= Tziduk Hadin =

Jewish funeral prayer

Tziduk Hadin (/he/; צִדּוּק הַדִּין) is a prayer recited at a Jewish funeral, immediately after the grave has been filled. The prayer affirms that divine judgment—of the decedent's death—is righteous and perfect. It is followed by Psalm 49. It is not recited on Jewish holidays.

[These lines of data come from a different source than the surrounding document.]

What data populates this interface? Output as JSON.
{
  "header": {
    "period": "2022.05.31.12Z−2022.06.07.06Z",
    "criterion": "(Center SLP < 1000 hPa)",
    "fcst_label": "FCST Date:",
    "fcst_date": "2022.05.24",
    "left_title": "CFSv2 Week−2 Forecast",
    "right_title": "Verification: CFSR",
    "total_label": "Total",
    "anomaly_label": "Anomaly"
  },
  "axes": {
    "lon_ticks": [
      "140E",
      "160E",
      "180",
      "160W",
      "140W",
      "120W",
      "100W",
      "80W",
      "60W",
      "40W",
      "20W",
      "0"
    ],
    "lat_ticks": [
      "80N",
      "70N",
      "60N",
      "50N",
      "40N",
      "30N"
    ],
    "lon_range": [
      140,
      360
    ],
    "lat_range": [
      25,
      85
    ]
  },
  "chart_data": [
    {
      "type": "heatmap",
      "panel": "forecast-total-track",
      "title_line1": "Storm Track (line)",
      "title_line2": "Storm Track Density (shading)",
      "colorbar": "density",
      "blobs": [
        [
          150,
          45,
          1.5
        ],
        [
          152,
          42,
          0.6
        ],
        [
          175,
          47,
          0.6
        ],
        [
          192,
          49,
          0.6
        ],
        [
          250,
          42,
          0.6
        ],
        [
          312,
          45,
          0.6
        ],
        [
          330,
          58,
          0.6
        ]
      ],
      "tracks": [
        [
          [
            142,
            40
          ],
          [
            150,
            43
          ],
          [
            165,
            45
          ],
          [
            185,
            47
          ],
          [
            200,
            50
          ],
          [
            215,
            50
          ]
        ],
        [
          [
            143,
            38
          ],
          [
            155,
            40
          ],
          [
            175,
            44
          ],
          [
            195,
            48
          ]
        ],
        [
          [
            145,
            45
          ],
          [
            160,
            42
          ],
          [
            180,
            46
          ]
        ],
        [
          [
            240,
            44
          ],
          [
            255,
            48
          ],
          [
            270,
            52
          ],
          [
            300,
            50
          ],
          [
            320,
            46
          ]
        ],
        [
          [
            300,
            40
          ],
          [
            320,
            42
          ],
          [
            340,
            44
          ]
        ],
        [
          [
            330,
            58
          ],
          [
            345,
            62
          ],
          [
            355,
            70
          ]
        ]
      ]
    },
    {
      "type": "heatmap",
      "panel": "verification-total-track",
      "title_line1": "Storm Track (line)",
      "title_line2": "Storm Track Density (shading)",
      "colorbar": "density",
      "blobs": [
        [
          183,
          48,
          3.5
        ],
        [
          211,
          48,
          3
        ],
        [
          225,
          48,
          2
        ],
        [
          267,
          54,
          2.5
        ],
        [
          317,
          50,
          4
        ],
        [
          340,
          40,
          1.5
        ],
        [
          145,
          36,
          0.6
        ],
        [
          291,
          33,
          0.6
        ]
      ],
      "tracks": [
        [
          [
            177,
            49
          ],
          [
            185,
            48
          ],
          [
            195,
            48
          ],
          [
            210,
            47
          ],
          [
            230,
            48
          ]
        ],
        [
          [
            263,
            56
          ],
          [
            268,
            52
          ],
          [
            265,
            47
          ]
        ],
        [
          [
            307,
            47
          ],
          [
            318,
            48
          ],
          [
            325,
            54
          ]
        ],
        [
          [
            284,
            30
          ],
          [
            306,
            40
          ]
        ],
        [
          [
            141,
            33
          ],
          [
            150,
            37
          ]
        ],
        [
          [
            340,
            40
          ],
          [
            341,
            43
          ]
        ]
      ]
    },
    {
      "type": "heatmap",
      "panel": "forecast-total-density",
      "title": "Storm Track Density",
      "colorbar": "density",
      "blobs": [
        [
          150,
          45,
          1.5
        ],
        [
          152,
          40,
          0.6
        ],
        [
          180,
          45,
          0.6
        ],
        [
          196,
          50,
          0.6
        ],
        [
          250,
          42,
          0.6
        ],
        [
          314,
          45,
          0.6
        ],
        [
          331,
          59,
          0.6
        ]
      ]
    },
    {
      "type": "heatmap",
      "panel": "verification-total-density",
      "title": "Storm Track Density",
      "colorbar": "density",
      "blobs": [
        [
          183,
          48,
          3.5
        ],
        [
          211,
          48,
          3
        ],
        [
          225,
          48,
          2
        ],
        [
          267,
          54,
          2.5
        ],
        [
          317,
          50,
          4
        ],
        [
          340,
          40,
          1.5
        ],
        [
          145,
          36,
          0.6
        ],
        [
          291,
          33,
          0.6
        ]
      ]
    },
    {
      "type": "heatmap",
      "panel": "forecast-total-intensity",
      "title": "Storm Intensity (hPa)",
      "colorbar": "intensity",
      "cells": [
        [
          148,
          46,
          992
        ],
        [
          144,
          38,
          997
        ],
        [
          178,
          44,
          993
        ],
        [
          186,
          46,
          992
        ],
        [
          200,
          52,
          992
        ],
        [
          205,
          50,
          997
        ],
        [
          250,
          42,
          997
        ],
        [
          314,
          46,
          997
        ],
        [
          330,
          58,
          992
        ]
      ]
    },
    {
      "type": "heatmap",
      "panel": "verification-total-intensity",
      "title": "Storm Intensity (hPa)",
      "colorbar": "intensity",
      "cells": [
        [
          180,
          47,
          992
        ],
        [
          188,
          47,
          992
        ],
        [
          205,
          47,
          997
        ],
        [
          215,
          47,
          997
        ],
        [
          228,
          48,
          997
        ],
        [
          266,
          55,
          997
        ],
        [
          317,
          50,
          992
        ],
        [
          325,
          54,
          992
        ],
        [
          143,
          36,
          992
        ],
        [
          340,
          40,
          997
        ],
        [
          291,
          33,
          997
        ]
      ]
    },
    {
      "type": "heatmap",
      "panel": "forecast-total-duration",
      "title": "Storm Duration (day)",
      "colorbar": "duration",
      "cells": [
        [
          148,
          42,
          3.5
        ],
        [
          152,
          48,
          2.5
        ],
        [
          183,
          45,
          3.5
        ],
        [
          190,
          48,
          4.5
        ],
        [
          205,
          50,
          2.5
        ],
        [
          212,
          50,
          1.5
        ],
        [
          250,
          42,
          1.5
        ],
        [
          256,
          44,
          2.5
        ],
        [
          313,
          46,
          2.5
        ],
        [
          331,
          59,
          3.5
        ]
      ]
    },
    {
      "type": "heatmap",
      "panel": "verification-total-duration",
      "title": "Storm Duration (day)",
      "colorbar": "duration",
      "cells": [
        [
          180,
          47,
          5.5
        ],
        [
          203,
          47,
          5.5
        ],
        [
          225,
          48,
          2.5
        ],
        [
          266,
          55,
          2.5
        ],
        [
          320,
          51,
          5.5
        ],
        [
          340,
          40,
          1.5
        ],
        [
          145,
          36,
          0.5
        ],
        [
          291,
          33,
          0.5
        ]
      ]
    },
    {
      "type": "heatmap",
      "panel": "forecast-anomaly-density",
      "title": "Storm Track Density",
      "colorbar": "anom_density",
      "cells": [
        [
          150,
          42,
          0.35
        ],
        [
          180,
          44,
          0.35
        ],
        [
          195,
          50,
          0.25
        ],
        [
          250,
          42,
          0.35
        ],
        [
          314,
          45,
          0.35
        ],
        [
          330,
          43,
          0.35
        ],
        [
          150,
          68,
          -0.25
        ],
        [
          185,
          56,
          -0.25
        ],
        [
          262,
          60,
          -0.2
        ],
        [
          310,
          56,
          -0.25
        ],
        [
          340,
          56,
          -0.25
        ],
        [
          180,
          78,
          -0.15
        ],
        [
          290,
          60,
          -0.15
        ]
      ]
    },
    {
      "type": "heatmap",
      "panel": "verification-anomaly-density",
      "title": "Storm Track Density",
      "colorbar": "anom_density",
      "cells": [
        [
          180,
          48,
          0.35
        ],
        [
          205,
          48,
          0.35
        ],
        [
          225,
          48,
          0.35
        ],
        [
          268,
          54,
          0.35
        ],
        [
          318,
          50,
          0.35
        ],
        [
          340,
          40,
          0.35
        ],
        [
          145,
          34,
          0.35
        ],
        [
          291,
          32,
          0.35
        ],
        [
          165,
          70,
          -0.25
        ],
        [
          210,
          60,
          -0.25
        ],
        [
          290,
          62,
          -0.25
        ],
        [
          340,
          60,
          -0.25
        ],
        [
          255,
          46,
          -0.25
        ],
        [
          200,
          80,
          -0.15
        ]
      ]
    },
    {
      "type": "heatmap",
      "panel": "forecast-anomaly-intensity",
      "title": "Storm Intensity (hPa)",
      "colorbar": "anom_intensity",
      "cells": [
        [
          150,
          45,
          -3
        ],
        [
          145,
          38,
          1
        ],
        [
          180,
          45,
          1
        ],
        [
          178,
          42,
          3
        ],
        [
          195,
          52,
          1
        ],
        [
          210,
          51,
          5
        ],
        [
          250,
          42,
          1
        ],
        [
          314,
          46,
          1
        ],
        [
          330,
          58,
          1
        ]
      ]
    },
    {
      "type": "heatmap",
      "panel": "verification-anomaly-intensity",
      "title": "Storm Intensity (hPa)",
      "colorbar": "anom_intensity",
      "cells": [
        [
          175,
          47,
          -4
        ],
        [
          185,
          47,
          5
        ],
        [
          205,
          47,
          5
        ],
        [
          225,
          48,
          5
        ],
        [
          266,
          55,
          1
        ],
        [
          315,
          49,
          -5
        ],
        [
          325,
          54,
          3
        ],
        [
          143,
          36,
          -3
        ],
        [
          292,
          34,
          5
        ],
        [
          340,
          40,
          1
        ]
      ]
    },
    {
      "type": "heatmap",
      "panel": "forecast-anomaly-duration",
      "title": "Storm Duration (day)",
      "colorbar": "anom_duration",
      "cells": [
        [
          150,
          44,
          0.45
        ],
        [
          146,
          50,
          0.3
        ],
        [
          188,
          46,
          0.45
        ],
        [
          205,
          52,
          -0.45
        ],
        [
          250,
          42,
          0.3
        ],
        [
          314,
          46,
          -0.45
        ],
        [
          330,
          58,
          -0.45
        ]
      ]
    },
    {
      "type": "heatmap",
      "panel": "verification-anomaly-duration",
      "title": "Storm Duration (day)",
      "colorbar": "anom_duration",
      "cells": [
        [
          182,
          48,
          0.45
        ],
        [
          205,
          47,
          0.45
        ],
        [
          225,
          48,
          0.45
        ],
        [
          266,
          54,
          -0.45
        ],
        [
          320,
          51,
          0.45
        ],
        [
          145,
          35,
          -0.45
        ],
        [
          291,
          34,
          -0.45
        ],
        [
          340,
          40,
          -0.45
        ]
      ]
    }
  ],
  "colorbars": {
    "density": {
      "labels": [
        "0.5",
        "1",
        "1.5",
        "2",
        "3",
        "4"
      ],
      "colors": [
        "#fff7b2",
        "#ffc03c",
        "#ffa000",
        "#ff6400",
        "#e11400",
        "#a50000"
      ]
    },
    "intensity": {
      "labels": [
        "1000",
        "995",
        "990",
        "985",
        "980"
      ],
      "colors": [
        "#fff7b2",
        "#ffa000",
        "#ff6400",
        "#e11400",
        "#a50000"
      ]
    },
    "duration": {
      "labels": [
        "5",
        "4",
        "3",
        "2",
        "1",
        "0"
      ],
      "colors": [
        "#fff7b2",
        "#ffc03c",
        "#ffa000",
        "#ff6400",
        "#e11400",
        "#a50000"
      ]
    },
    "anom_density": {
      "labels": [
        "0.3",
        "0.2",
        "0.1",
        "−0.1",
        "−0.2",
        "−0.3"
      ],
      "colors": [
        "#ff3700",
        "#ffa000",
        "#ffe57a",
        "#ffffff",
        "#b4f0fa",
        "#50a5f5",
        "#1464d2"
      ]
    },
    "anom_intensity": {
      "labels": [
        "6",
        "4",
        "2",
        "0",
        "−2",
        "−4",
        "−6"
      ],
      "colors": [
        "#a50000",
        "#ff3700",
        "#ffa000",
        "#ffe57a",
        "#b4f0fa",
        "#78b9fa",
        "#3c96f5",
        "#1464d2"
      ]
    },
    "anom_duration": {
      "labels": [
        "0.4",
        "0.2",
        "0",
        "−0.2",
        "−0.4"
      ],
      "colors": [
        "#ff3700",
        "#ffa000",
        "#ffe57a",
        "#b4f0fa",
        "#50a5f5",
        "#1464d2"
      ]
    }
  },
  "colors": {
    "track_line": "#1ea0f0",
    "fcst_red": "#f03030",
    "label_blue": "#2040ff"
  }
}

The text of the prayer, per Zalman Goldstein of Chabad, is as follows:

The Rock, His work is perfect, for all His ways are justice; a God of faithfulness and without iniquity, righteous and just is He. The Rock, perfect in all His works. Who can say to Him, 'What have You done?' He rules below and above; He brings death and restores life, brings down to the grave and raises up from there. The Rock, perfect in all His deeds. Who can say to Him, 'What do You do?' You Who says and fulfills, do undeserved kindness with us, and in the merit of him (Isaac) who was bound (on the altar) like a lamb, hearken and grant our request.Righteous One in all His ways, O Rock Who is perfect, slow to anger and abundant in mercy, take pity and spare both parents and children, for to You, O Lord, pertain forgiveness and mercy. Righteous are You, Lord, to bring death and to restore life, for in Your hands are entrusted all spirits. Far be it from You to erase our memory. Look towards us with mercy, for Yours, O Lord, are mercy and forgiveness. A man, whether he be a year old, or whether he lives a thousand years, what does it profit him? For is it not as if he has never been? Blessed be the True Judge, Who brings death and restores life. Blessed be He, for His judgment is true, as He scans everything with His eye, and He rewards man according to his account and his judgment. Let all give praise to His Name. We know, Lord, that Your judgment is right. You are righteous when You speak and pure when You judge, and none shall question Your judgments. Righteous are You, Lord, and Your judgments are just. You are the True Judge, Who judges with righteousness and truth. Blessed is the True Judge, for all of His judgments are righteous and true. The soul of every living creature is in Your hand, righteousness fills Your right and left hand. Have mercy on the remnant of the flock under Your hand, and say to the angel of death, 'Hold back your hand!' You are great in counsel and mighty in action; Your eyes are watching all the ways of man, to give man according to his ways and according to the fruit of his deeds. That is to say that the Lord is Just; He is my Strength, and there is no injustice in Him. The Lord has given, and the Lord has taken. May the Name of the Lord be blessed. He, being compassionate, pardons iniquity, and does not destroy; time and again He turns away His anger, and does not arouse all His wrath.